17 de enero de 1924
Anthony The Great, Antao do Deserto, Antoine cel Mare, Anthony of Thebes, Abba Antonius, Antoni Abat, Antoni «el de los burros». Con esta gran variedad se denomina a este santo barbudo nacido en Egipto en el siglo III, famoso por resistir las tentaciones del diablo y por ser muy amigo de un puerco (que a menudo lo acompaña, sobre todo en Occidente). Es patrón de los amputados, los fabricantes de cestos, los carniceros, los enterradores o los que padecen enfermedades de la piel. En esta parte del mundo es costumbre honrarlo dando tres vueltas rituales a algún lugar sagrado cada 17 de enero, que es cuando celebramos su festividad. Una costumbre que puede parecer muy exótica, pero no lo es en absoluto. Hace muchos siglos que la humanidad inventó las vueltas rituales pensando que así conseguiría lo que más desea. Da lo mismo que sean o no en el sentido de las agujas del reloj, sólo son necesarios una circunferencia y un objeto. Los íberos fundaban ciudades dando vueltas, los romanos honraban de esta forma a sus dioses, las murallas de Jericó cayeron después de siete vueltas e incluso los musulmanes de hoy día giran alrededor de una piedra una vez al año.
En Mataró hay dos parroquias y suficientes bestias para contentar a todos.
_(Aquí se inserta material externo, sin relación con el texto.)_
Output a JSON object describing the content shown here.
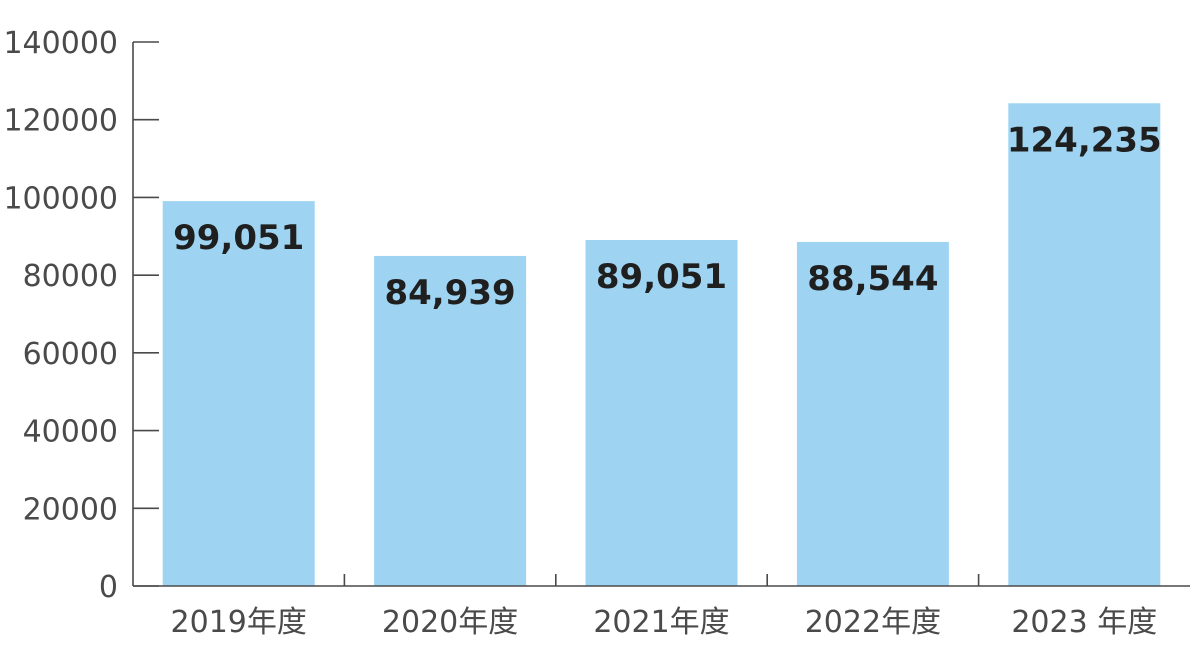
{
  "chart_data": {
    "type": "bar",
    "categories": [
      "2019年度",
      "2020年度",
      "2021年度",
      "2022年度",
      "2023 年度"
    ],
    "values": [
      99051,
      84939,
      89051,
      88544,
      124235
    ],
    "value_labels": [
      "99,051",
      "84,939",
      "89,051",
      "88,544",
      "124,235"
    ],
    "y_ticks": [
      "0",
      "20000",
      "40000",
      "60000",
      "80000",
      "100000",
      "120000",
      "140000"
    ],
    "ylim": [
      0,
      140000
    ],
    "title": "",
    "xlabel": "",
    "ylabel": "",
    "grid": false,
    "bar_color": "#9ed4f2"
  }
}
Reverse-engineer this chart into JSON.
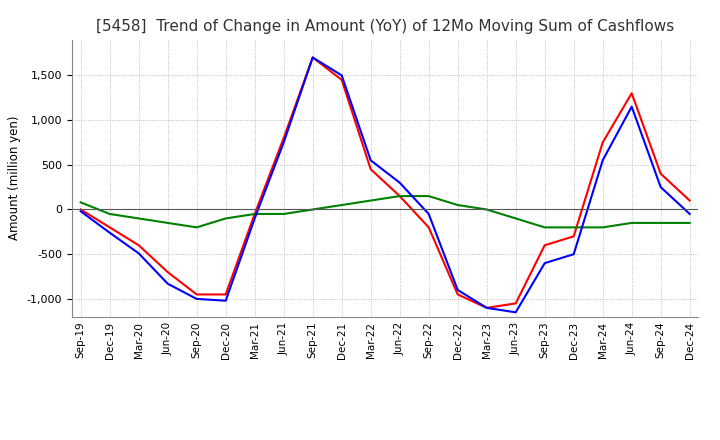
{
  "title": "[5458]  Trend of Change in Amount (YoY) of 12Mo Moving Sum of Cashflows",
  "ylabel": "Amount (million yen)",
  "x_labels": [
    "Sep-19",
    "Dec-19",
    "Mar-20",
    "Jun-20",
    "Sep-20",
    "Dec-20",
    "Mar-21",
    "Jun-21",
    "Sep-21",
    "Dec-21",
    "Mar-22",
    "Jun-22",
    "Sep-22",
    "Dec-22",
    "Mar-23",
    "Jun-23",
    "Sep-23",
    "Dec-23",
    "Mar-24",
    "Jun-24",
    "Sep-24",
    "Dec-24"
  ],
  "operating": [
    0,
    -200,
    -400,
    -700,
    -950,
    -950,
    -50,
    800,
    1700,
    1450,
    450,
    150,
    -200,
    -950,
    -1100,
    -1050,
    -400,
    -300,
    750,
    1300,
    400,
    100
  ],
  "investing": [
    80,
    -50,
    -100,
    -150,
    -200,
    -100,
    -50,
    -50,
    0,
    50,
    100,
    150,
    150,
    50,
    0,
    -100,
    -200,
    -200,
    -200,
    -150,
    -150,
    -150
  ],
  "free": [
    -20,
    -260,
    -490,
    -830,
    -1000,
    -1020,
    -100,
    750,
    1700,
    1500,
    550,
    300,
    -50,
    -900,
    -1100,
    -1150,
    -600,
    -500,
    550,
    1150,
    250,
    -50
  ],
  "ylim": [
    -1200,
    1900
  ],
  "yticks": [
    -1000,
    -500,
    0,
    500,
    1000,
    1500
  ],
  "operating_color": "#ff0000",
  "investing_color": "#008000",
  "free_color": "#0000ff",
  "background_color": "#ffffff",
  "grid_color": "#b0b0b0",
  "title_fontsize": 11,
  "linewidth": 1.5
}
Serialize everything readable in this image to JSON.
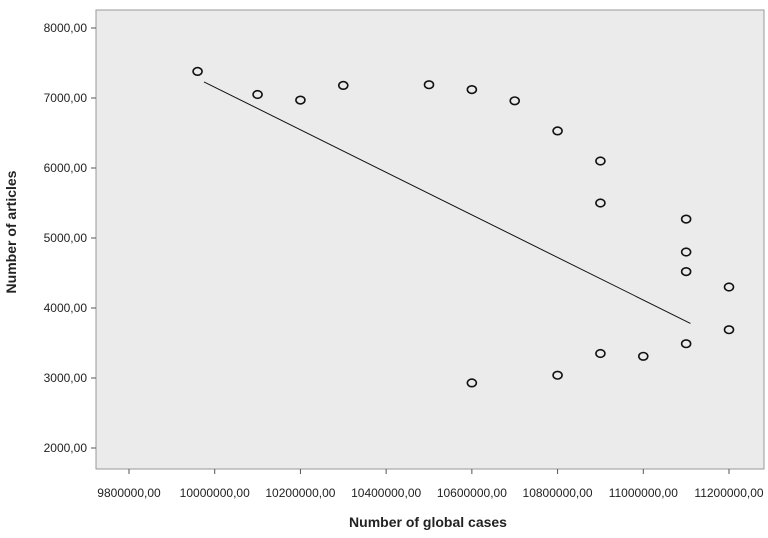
{
  "chart_data": {
    "type": "scatter",
    "title": "",
    "xlabel": "Number of global cases",
    "ylabel": "Number of articles",
    "xlim": [
      9800000,
      11200000
    ],
    "ylim": [
      2000,
      8000
    ],
    "x_ticks": [
      9800000,
      10000000,
      10200000,
      10400000,
      10600000,
      10800000,
      11000000,
      11200000
    ],
    "x_tick_labels": [
      "9800000,00",
      "10000000,00",
      "10200000,00",
      "10400000,00",
      "10600000,00",
      "10800000,00",
      "11000000,00",
      "11200000,00"
    ],
    "y_ticks": [
      2000,
      3000,
      4000,
      5000,
      6000,
      7000,
      8000
    ],
    "y_tick_labels": [
      "2000,00",
      "3000,00",
      "4000,00",
      "5000,00",
      "6000,00",
      "7000,00",
      "8000,00"
    ],
    "grid": false,
    "points": [
      {
        "x": 9960000,
        "y": 7380
      },
      {
        "x": 10100000,
        "y": 7050
      },
      {
        "x": 10200000,
        "y": 6970
      },
      {
        "x": 10300000,
        "y": 7180
      },
      {
        "x": 10500000,
        "y": 7190
      },
      {
        "x": 10600000,
        "y": 7120
      },
      {
        "x": 10700000,
        "y": 6960
      },
      {
        "x": 10800000,
        "y": 6530
      },
      {
        "x": 10900000,
        "y": 6100
      },
      {
        "x": 10900000,
        "y": 5500
      },
      {
        "x": 11100000,
        "y": 5270
      },
      {
        "x": 11100000,
        "y": 4800
      },
      {
        "x": 11100000,
        "y": 4520
      },
      {
        "x": 11200000,
        "y": 4300
      },
      {
        "x": 11200000,
        "y": 3690
      },
      {
        "x": 11100000,
        "y": 3490
      },
      {
        "x": 11000000,
        "y": 3310
      },
      {
        "x": 10900000,
        "y": 3350
      },
      {
        "x": 10800000,
        "y": 3040
      },
      {
        "x": 10600000,
        "y": 2930
      }
    ],
    "fit_line": {
      "x": [
        9975000,
        11110000
      ],
      "y": [
        7230,
        3780
      ]
    },
    "colors": {
      "plot_background": "#ebebeb",
      "marker": "#111111",
      "line": "#111111"
    }
  }
}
La fiesta de San Antonio Abad es sonada. San José y Santa María compiten por ver quién pone en la calle más jinetes, más músicos o más caballos. La banda municipal, la escuadra de Batidores y la banda del Regimiento de Artillería desfilan por la parroquia veterana. En la de San José lo hace el conjunto barcelonés La Armonía, compuesto por una docena de hombres de uniforme llegados en tren para la ocasión. Las calles están repletas de gente que quiere disfrutar del espectáculo.
La procesión sale de casa del abanderado, quien después del cura y las bestias es el protagonista del día. Allí tiene lugar la bendición de los animales, que para los campesinos de antaño era una tranquilidad que duraba todo el año, como una vacuna. Cesa la música para que el cura pueda concentrarse. Algunos parece que traigan a bendecir a la mujer o al marido. Al terminar, se da la orden de comenzar las vueltas. Serán tres, por un recorrido largo y laberíntico que incluye la calle de Cuba, muy cerca de la tintorería de Florián Pujolà. El epicentro es la parroquia, claro, nuestra piedra negra particular.
No nos sorprenderá saber que existe otro epicentro en el recodo que forma la calle de Cuba al encontrarse con la de Castaños, exactamente donde esperan Teresa y sus hermanas para ver pasar a la comitiva. De pronto, la multitud se vuelve más espesa: llega como una confusión, proveniente de la calle del Molino, el cortejo solemne.
Entonces Teresa mira con atención. En cabeza van tres jinetes muy dignos. El abanderado, en medio. A cada lado, un cordón de bandera. Los tres, endomingados, repeinados, recién afeitados. Son guapos y junto con el caballo forman una bonita estampa. Las muchachas los miran, murmuran, chismorrean.
Al pasar cerca de Teresa, el abanderado tiene un gesto seductor disfrazado de humilde saludo con la mano. Teresa lo saluda, también, con la cabeza. El joven detiene la montura para que ella repare en él y sepa que la ve y que la prefiere a todas las demás. No se puede pasar ante unos ojos de un azul tan extraordinario como éste sin rendirles algún honor. Intercambian cinco palabras. No hacen falta más. A veces cinco palabras sirven de prólogo a toda una vida. Cuando las vueltas se retoman, la hermana mediana, despistada, pregunta.
—¿Quién era ése?
Y Teresa la regaña con el tono en que le dice:
—¿No le has reconocido? Es el chico de la leche, Claudio Torres.
—¿Y qué te ha dicho?
—Eso no te importa.
Podríamos considerar que jinetes, caballos, carros y bestias hoy giran también alrededor de un nuevo lugar sagrado: la esquina donde Claudio Torres y Teresa Pujolà comenzaron a ser algo —muy sutil, muy pequeño todavía— el uno del otro.